Premier Jason Kenney has a mountain lion by the tail. The government has been lambasted with letters from rural Albertans, its crucial political base, including mayors and reeves demanding that it reinstate the old coal policy. On February 8, in an unprecedented turn around for the UCP poohbahs, Minister Sonya Savage declared that the government would do just that. Meanwhile, she promised to consult the public on a modernized policy, which “is what we should have done in the beginning… The concept of blowing the tops off the mountains, that will not happen.” But wait a moment; could this be ye old bait and switch?

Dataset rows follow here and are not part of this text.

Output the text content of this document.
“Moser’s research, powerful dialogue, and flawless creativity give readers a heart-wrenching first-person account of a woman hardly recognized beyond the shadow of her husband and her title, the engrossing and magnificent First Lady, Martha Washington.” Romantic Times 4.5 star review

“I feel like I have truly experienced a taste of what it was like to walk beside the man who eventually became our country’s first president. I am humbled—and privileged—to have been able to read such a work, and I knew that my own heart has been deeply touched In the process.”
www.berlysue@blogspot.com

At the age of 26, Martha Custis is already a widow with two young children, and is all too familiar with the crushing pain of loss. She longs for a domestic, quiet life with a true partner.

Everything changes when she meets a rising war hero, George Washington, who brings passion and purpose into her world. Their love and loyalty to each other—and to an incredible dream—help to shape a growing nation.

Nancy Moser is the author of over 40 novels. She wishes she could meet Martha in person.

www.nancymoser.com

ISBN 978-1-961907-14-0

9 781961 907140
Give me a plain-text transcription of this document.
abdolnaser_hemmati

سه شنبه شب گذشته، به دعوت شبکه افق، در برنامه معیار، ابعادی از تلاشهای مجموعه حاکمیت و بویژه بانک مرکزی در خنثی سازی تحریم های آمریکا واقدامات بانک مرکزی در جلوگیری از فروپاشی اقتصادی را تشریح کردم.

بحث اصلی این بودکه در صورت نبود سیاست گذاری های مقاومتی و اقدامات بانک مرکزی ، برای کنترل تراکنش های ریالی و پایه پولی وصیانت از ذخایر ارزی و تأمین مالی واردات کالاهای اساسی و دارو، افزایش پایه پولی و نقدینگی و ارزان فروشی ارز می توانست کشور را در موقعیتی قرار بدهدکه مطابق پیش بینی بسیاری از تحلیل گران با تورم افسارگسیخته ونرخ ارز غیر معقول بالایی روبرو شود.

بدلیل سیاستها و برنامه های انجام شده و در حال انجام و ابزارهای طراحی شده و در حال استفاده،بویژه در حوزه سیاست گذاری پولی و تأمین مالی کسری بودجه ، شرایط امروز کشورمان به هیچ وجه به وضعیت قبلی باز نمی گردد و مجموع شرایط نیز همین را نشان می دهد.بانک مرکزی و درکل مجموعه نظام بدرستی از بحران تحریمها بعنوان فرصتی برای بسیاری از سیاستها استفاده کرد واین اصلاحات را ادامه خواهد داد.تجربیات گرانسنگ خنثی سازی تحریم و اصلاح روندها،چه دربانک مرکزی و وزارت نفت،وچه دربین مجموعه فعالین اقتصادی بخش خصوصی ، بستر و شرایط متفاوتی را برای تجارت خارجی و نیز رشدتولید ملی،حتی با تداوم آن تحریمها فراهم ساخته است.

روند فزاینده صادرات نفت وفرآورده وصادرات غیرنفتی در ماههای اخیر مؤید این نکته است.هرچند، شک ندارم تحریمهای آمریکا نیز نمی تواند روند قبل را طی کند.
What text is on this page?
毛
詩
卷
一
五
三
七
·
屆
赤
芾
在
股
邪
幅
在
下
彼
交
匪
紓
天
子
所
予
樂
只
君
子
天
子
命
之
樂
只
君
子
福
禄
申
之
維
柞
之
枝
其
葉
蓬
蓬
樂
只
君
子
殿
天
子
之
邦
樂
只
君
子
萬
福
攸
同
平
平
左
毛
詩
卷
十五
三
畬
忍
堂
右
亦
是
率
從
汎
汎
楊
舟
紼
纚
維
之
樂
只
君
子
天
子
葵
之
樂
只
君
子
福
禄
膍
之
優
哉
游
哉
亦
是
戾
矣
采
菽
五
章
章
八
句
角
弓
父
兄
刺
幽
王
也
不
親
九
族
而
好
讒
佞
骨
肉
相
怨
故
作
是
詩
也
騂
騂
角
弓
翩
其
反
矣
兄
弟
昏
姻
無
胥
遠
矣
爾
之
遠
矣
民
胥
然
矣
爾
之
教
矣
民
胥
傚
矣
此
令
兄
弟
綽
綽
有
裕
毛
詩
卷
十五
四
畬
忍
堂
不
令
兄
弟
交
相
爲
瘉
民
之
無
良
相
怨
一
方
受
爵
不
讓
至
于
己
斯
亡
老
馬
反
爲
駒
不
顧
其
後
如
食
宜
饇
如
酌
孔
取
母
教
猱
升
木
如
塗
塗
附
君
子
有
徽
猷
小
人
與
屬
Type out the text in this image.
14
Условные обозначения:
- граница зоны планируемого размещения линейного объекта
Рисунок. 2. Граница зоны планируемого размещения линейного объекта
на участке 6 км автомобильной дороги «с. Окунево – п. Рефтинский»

Because mountain top removal mines already in the exploration stage, such as Tent Mountain, Chinook project and Grassy Mountain, (Category 4) and Cabin Ridge (Category 2) are continuing exploration, with more and more damage to the watershed, undercutting the minister’s credibility.
Meanwhile, the government plans to solve the miner’s water shortage by amending the Oldman River Water Basin Allocation Order of 2003, which set aside 11,000 acre-feet, mainly for irrigation, to mitigate against the social and economic disruption created by the reservoir. Now, according to the government, some 64 per cent will be available for coal mines—free of charge. (Having a free water license is wonderful; it means you can sell it when the coal market fails and your mine goes bankrupt). There have been no comprehensive studies of headwater stream flows that justify such an allocation. Because these streams are home to threatened species of bull trout and cutthroat trout, the whole idea is probably illegal under the Federal Fisheries Act. The Reeves of MD9 and of Ranchlands, where the Blades family resides, has officially demanded that the government “honour its past commitments and seek meaningful input from the residents and jurisdictions impacted by the Order, before even considering altering it in the future.”
Meanwhile, the rancher’s lawsuit continues, in hopes of shining more light on this entire underhanded process.
“We want to stop this, and not just for us,” says Mac. “The pure water that comes out of that country, once it’s gone, it’s irreplaceable. You can’t rebuild a mountain.”